# How do I make friends in University dorms?



## cmp4120 (Jan 7, 2012)

I am currently in my second semester of University, and its my second term living in the same dorm. My first term I made a couple friends, some ended up being quite annoying, just complaining about anything and everything, and my one closest friend I made doesn't always seem to want me around. I want to make new friends, but I'm a really shy person and don't really know how. I came from a small town where everyone was familiar with everyone, and I don't know what to do.

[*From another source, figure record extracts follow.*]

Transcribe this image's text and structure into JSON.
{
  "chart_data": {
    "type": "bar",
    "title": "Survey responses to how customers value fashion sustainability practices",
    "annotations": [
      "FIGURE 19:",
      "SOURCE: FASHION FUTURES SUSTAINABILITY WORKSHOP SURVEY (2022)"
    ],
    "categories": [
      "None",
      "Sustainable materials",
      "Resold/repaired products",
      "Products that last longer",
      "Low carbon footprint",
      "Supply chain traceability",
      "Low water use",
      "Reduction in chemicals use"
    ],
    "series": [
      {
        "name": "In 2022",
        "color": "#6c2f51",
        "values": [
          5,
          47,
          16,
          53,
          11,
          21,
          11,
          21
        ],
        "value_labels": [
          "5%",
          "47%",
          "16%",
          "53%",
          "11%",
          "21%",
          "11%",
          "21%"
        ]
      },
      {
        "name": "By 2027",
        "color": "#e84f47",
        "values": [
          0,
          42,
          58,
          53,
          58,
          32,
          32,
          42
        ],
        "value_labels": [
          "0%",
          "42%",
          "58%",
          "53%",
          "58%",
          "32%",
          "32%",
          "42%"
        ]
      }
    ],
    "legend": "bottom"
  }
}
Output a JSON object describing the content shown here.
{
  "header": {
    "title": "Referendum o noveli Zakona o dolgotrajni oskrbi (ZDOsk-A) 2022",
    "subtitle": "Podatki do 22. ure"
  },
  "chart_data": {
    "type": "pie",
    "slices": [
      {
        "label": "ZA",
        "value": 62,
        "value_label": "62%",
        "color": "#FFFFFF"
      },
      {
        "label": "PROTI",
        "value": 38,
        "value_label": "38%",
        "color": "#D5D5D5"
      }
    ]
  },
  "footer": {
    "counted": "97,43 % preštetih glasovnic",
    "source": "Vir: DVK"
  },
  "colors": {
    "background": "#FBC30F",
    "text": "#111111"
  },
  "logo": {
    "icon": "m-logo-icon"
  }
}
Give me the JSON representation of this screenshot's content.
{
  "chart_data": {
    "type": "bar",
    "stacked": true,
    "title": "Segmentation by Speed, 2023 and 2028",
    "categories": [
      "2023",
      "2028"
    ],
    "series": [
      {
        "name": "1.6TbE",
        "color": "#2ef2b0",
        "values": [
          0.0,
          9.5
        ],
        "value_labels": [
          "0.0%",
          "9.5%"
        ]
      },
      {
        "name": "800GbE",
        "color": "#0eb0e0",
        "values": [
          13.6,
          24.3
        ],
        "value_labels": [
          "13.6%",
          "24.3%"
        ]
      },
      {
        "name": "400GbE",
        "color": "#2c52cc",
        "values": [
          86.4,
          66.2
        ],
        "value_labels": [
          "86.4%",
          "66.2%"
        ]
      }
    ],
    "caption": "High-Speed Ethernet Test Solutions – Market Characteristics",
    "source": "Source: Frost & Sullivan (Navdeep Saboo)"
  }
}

I'm a first year student, and the hallway on the floor I live in is mostly second years which make me feel intimidated. I also find it somewhat hard to start making friends now, because so many links are already created within the rest of my floor and I would find it weird to just start hanging out in the lounge, since I rarely went in there first term.. 

Can someone give me some advice and pointers please?


----------



## cavemanslaststand (Jan 6, 2011)

Approach it like an objective business with your shelfish profit in mind. You only have about 4 short years to complete your degree, so people you "hire" to be friends have to support your mission.

1. Define friendship goals and objectives.
2. Define friendship roles and responsibilities and head-count needed.
Example friendship vacancy positions:
http://www.thinkoutsidein.com/blog/2010/04/eight-types-of-friendship/
3. Interview and grade people for said roles.
4. Define friendship packages you can offer.
5. Measure output and grade people's friendship performance in said roles.
6. Define termination and exit strategies when you have to cut your loses.


----------



## pbandjam (Sep 24, 2011)

Everyone's gonna give you the same advice here join clubs do sports blah blah etc. In my experience it's best if you start doing things you don't normally do. For example one of my best friends in college I met first said Hi to me in a bathroom lol. I usually made friends in my classes. When I saw them alone somewhere I'd ask if they were in my class and use that as a starting point for conversation.


----------



## silver moon (Jan 8, 2012)

Most universities will have an organisation (most likely run by the students union) to help students that aren't making friends as well as others settle in. I'd suggest the first step would be to go to your students union and/or student support service and ask what they can offer. You might be pleasantly surprised.

Oh and hey, well done for doing so well so far  I admire you for that and so should you!


----------